Tolerogenic Dendritic Cells in Gut Prevent Allergic Reactions to Food

To protect us from harmful invaders like viruses, the immune system must strike a careful balance—responding rapidly to threats while ignoring harmless substances such as food. While it's known that immune cells typically "tolerate" the body's own tissues and benign environmental inputs like dietary proteins, the exact mechanisms behind this selective response have remained unclear.

Now, researchers at NYU Langone Health have identified a specific type of immune cell in the gut that plays a crucial role in suppressing immune responses to food. These “tolerogenic dendritic cells” prevent unnecessary inflammation, allowing dietary proteins to pass through the digestive system without triggering an immune attack—unless the cells malfunction, in which case allergies may develop.

The Role of Prdm16 and RORγt

The study, published online April 14, 2025, in Nature, reveals that these tolerogenic dendritic cells rely on two key proteins—PR domain-containing 16 (Prdm16) and Retinoic Acid–Related Orphan Receptor-gamma-t (RORγt)—to protect against inappropriate immune activation. When the cells don’t function properly, mice were more prone to develop food allergies and asthma.

The findings build on the team’s earlier research, which showed these same cells also promote immune tolerance to beneficial gut bacteria—microorganisms essential for digestion and overall health.

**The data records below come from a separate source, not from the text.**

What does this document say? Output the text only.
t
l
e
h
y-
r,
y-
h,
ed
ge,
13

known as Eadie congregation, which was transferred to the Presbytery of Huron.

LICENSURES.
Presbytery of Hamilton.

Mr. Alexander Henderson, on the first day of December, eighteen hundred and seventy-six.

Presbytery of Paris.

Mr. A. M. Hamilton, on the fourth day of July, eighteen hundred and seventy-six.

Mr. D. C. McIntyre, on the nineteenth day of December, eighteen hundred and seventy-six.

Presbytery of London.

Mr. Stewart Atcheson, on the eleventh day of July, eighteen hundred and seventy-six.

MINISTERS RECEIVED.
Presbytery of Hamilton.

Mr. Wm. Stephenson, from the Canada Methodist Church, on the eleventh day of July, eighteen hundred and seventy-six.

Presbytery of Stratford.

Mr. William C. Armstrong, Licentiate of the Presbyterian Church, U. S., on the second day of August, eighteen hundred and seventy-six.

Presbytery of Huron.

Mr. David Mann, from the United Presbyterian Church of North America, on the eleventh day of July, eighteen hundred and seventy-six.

Until now, their role in food antigen tolerance was not fully understood.

“Our study shows that RORγt-expressing dendritic cells are key components in the immune regulatory response that prevents food allergies,”

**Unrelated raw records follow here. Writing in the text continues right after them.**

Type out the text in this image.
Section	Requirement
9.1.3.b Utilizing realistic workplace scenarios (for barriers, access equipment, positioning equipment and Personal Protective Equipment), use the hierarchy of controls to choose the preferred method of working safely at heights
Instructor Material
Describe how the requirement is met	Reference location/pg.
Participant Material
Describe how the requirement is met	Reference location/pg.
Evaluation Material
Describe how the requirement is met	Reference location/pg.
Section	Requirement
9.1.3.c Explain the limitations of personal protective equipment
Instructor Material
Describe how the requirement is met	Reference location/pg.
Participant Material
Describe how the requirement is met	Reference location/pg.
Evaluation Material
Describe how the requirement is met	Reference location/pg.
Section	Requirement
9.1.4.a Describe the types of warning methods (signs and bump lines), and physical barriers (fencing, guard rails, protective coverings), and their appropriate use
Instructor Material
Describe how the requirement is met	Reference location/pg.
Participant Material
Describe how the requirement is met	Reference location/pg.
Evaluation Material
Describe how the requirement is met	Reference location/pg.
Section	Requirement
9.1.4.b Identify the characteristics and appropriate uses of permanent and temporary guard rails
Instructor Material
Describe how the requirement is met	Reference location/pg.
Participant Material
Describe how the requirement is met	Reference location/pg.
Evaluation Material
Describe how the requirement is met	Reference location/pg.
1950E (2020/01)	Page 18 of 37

Dan L. Littman, MD, PhD, senior author and professor at NYU Grossman School of Medicine

Dr. Littman, also a Howard Hughes Medical Institute Investigator, added that these findings support previous work linking the same cells to regulation of the body’s microbiome and potential protection from autoimmune diseases like Crohn’s.

How the Cells Work

The researchers confirmed the identity of these cells as a form of dendritic cell by analyzing the genes and proteins they express. Dendritic cells typically function by presenting small fragments of proteins—antigens—to T cells, which then “learn” to recognize and respond to those antigens in the future.

In this case, however, when tolerogenic dendritic cells present food or microbiome-related antigens, they guide T cells to become regulatory T cells—immune cells that actively suppress inflammation. This shift ensures that the immune system doesn’t overreact when it encounters the same harmless substances again.

The study found that mice lacking tolerogenic dendritic cells had significantly fewer regulatory T cells, leaving them more vulnerable to inflammation caused by food and microbial antigens. When exposed to these triggers, the mice developed excessive inflammatory responses, mimicking allergic reactions.

Implications for Human Health

In another important development, the researchers identified human counterparts of these tolerogenic dendritic cells by analyzing public gene sequencing data and human intestinal tissue samples. While it remains unclear how widespread these cells are in humans or whether they function similarly in all contexts, their clear identification in this study lays the groundwork for future investigations.

“If further experiments prove successful, our findings could lead to innovative ways to treat food allergies,” said Dr. Littman.
“For example, if someone has a peanut allergy, perhaps we can use tolerogenic dendritic cells to help create more regulatory T cells to suppress an allergic response.”

Looking ahead, the team aims to understand better where these dendritic cells originate in the body, how they develop, and which signals they rely on to carry out their immune-regulating functions.